RQ2 Finding: Access-frequency-guided dynamic placement achieves 78-82% cache hit rates on the HBM tier compared to 45-55% for static spill-to-DRAM policies, representing a 1.6x improvement. Measured by sustained cache hit rate on the target tier, dynamic placement combined with quantization-aware tiering (FP16 on HBM, INT4 on DRAM) extends effective HBM capacity by 4x with <1% perplexity impact. This matters for our series because it bridges hardware-aware placement with the software eviction policies examined in earlier articles.

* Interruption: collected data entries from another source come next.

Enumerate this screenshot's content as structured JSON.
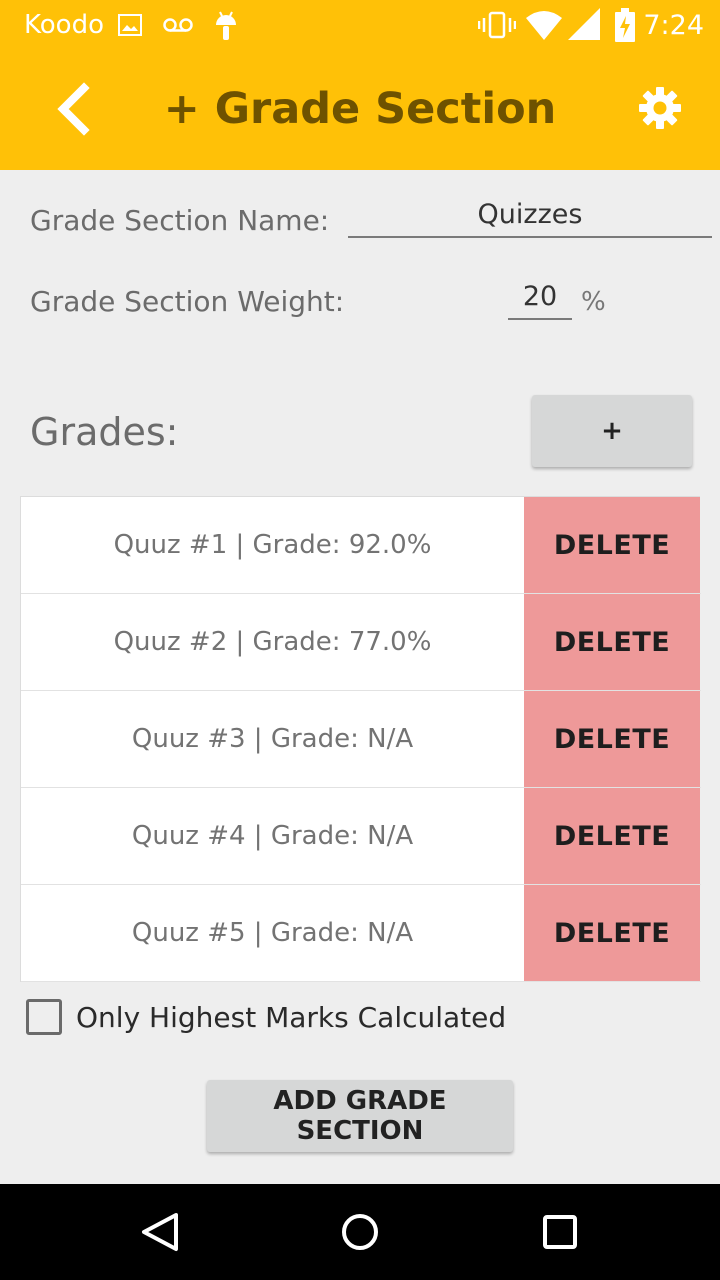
{
  "status_bar": {
    "carrier": "Koodo",
    "time": "7:24",
    "icons": [
      "image-icon",
      "voicemail-icon",
      "android-icon",
      "vibrate-icon",
      "wifi-icon",
      "signal-icon",
      "battery-charging-icon"
    ]
  },
  "toolbar": {
    "title": "+ Grade Section",
    "back_icon": "chevron-left-icon",
    "settings_icon": "gear-icon"
  },
  "form": {
    "name_label": "Grade Section Name:",
    "name_value": "Quizzes",
    "weight_label": "Grade Section Weight:",
    "weight_value": "20",
    "weight_unit": "%"
  },
  "grades": {
    "label": "Grades:",
    "add_label": "+",
    "delete_label": "DELETE",
    "items": [
      {
        "text": "Quuz #1 | Grade: 92.0%"
      },
      {
        "text": "Quuz #2 | Grade: 77.0%"
      },
      {
        "text": "Quuz #3 | Grade: N/A"
      },
      {
        "text": "Quuz #4 | Grade: N/A"
      },
      {
        "text": "Quuz #5 | Grade: N/A"
      }
    ]
  },
  "options": {
    "highest_marks_label": "Only Highest Marks Calculated",
    "highest_marks_checked": false
  },
  "actions": {
    "add_section_label": "ADD GRADE SECTION"
  },
  "nav": {
    "icons": [
      "back-triangle-icon",
      "home-circle-icon",
      "recents-square-icon"
    ]
  },
  "colors": {
    "toolbar": "#ffc107",
    "title": "#6e5200",
    "delete": "#ee9999",
    "button": "#d6d7d7",
    "background": "#eeeeee"
  }
}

RQ3 Finding: HBM+DRAM offloading preserves 84.3% of baseline throughput while reducing cost by 25% ($0.009 vs $0.012 per 1K tokens). Full three-tier offloading (HBM+DRAM+SSD) reduces cost by 58% at 49.6% throughput retention. Measured by cost-normalized throughput, three-tier offloading achieves 4,480 tokens/dollar-hour versus 3,767 for HBM-only — a 1.19x cost-efficiency improvement. This matters for our series because it demonstrates that memory tiering is an economic optimization, not just a capacity workaround.
These findings establish the memory hierarchy as a quantifiable optimization dimension with concrete bandwidth-latency-cost trade-offs. For the AI Memory series, the implication is that production KV cache management must be co-designed with hardware tiering: cache-aware scheduling (from the previous article) determines which sequences to prioritize, while memory-tier-aware placement determines where their KV cache physically resides. The next article on cache coherence in multi-tenant deployments will build on these placement strategies to address the consistency challenges when multiple tenants share cached KV entries across memory tiers.
Reproducibility: Analysis code and data available at github.com/stabilarity/hub/tree/master/research/ai-memory/.